One approach to this is the definition of selection processes and criteria, for example based on the question of “what for?”: For which purpose do we want to manage and keep data? Possible answers to these questions are:
- because doing so is an important element of good research practice and enables the replication of research results;
- or because we assume the data will be useful to other researchers in the future and can help the scientific community to gain new insights.
Preserving data is not an end in itself. It serves a purpose, and selecting data / defining selection criteria for preservation must take this purpose into account.

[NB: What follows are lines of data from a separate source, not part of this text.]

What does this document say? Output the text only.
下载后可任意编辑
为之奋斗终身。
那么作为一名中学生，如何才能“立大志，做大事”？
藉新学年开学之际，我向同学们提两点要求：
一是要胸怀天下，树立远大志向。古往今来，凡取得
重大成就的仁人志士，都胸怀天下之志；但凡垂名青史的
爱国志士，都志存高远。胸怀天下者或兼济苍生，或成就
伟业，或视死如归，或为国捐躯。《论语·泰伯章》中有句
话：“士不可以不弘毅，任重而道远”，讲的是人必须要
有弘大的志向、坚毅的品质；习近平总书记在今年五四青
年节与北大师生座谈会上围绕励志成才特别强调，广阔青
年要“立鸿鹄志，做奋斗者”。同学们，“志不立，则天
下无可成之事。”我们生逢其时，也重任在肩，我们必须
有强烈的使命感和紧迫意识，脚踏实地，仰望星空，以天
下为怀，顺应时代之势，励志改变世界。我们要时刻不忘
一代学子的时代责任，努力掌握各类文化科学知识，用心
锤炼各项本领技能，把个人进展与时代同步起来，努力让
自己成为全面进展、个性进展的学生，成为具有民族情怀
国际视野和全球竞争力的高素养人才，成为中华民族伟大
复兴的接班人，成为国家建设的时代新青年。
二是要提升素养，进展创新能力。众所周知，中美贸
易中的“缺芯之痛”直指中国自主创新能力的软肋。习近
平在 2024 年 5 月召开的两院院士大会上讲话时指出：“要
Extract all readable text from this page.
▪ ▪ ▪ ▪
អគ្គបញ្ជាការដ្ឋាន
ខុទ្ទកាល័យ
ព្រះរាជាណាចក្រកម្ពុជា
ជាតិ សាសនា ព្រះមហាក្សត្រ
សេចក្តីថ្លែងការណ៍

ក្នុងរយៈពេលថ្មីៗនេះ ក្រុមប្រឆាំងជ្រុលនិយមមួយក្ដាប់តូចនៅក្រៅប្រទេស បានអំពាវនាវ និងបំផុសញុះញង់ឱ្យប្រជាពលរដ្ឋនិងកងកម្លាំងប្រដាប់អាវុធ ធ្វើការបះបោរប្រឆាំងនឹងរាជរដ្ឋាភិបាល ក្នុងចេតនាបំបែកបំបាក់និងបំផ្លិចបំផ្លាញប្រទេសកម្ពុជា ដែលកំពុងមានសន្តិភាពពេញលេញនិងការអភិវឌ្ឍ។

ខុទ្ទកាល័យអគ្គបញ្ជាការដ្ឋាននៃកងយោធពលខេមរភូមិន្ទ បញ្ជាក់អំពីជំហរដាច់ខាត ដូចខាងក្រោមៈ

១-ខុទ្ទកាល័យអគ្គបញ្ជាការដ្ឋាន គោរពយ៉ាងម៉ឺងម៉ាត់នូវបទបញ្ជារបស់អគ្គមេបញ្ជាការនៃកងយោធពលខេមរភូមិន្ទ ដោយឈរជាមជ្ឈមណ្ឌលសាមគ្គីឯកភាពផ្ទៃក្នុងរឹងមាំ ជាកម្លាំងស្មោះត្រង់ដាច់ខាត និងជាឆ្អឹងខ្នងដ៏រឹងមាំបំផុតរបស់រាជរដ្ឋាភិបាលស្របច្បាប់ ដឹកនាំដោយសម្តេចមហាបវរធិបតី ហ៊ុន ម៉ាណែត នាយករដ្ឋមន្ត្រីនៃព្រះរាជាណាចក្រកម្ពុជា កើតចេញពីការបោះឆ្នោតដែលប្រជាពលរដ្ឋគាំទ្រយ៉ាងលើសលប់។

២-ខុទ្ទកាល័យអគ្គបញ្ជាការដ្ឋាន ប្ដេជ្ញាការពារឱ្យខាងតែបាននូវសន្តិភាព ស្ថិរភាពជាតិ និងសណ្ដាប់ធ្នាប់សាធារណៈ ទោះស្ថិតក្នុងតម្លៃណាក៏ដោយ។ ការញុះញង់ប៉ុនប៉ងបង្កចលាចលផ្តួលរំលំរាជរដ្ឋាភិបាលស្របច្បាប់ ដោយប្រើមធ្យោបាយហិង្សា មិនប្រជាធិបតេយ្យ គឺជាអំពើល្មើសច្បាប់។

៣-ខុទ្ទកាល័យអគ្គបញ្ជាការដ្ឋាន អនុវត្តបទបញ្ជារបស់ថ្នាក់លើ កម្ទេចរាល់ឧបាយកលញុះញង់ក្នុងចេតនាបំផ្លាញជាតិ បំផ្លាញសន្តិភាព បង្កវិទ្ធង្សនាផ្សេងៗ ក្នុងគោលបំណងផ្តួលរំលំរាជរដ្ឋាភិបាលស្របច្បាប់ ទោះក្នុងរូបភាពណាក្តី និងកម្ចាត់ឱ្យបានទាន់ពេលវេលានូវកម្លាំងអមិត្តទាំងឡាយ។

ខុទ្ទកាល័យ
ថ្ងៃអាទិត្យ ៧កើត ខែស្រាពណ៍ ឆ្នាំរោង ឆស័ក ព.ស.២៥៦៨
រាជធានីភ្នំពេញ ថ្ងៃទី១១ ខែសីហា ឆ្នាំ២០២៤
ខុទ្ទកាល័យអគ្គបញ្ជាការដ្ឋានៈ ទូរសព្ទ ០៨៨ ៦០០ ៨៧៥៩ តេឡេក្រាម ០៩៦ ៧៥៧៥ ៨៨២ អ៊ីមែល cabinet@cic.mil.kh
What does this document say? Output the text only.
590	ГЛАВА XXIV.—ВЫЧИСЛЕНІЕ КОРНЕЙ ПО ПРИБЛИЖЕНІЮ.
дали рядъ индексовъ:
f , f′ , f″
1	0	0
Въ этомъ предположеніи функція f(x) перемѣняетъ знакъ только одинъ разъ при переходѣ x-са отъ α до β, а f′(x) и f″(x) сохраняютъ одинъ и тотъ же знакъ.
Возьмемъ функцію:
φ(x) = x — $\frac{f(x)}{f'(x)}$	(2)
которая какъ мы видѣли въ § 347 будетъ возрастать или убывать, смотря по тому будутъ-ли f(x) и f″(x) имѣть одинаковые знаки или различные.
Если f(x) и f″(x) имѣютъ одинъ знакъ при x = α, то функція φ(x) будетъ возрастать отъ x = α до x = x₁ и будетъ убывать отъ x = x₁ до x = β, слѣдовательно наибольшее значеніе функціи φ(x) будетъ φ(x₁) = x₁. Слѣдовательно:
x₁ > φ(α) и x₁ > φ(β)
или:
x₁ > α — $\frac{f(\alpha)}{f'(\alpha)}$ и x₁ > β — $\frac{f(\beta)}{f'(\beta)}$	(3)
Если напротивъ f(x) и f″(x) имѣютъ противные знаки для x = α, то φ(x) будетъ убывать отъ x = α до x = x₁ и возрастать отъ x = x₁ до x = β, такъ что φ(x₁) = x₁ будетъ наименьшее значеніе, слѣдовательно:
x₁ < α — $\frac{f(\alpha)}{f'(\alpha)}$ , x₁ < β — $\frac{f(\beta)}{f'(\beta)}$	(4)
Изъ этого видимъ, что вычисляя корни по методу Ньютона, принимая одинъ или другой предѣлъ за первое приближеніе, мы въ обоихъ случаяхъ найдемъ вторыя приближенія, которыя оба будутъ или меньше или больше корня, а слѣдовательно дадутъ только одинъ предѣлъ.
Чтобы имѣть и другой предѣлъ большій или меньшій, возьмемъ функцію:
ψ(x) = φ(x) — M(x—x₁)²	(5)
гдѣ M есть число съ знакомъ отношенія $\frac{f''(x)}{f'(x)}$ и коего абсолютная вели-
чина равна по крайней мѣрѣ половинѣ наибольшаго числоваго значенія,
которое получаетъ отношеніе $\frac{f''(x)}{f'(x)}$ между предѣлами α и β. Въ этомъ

The introduction was followed by presentations shedding light on practical aspects of data appraisal. This included examples of how data is selected for preservation and dissemination in bigger organizations, namely, the GESIS Data Archive for the Social Sciences (Natascha Schumann), the German National Library (Sabine Schrimpf), and the Landesarchiv Baden-Württemberg (Christian Keitel). The approaches of these three organizations differ considerably as a result of their different mandates, both in terms of the types of selection criteria employed (e.g. formal vs content-based or a combination of the two) and in regard to the “rigor” of the selection process, reflected among other things in the “acceptance rate” for submitted objects.
A second set of presentations focused on universities and on the “producer” side of the process of selecting research data for preservation and sharing. Kerstin Helbig discussed support services for research data management at Humboldt University Berlin. Specifically, she looked at information needs of researchers who prepare to submit data to an institutional repository or discipline-specific archive. For them it can be difficult to select the “correct” subset of all the data and information they collected and created throughout the entire research process for preservation and/or dissemination. In the context of research data management planning it is important to know and understand the selection criteria employed by the repository or archive.
Documenting and analyzing the questions that researchers have about this process can help archives and repositories to better understand producers’ needs and to communicate with them more efficiently. The same purpose can be served by the results of a survey carried out among researchers in Austrian universities (Paolo Budroni, Barbara Sánchez Solís), presented at the end of the paper sessions.
Break-out sessions and final discussion
The paper sessions were followed by break-out sessions for practical exercises on data appraisal and for discussions focusing on the different stakeholders involved in the process of selection and appraisal and the general structure of an appraisal process for research data. These nicely complemented the presentations and offered a good opportunity for in-depth discussions and for hands-on learning about the appraisal and selection process.
The workshop concluded with an open discussion which highlighted a perspective which unfortunately was not strongly represented in the previous presentations: that of (smaller) institutional, multi-disciplinary repositories in universities. Often, these have a mandate to (or are expected to) accept everything created by the researchers of the university. They perform a kind of “catch basin” function for the “long tail” of research data that needs to be retained for a certain period, e.g. for replication purposes.
It is obvious that selection and appraisal processes in such repositories differ from those of a bigger, discipline-specific service. However, even when “everything” has to be accepted, criteria are required – for example, to determine if and how the data will be curated and disseminated (e.g. legal, ethical aspects), or whether a given dataset should be offered to a subject-specific archive or repository.
One envisioned output of the workshop is a German-language guideline on the selection and appraisal of research data to be created collaboratively in the next year and building on the presentations and discussions of the workshop. One challenge of this guideline certainly will be to include both the perspectives of bigger, discipline-specific services and of smaller institutional repositories.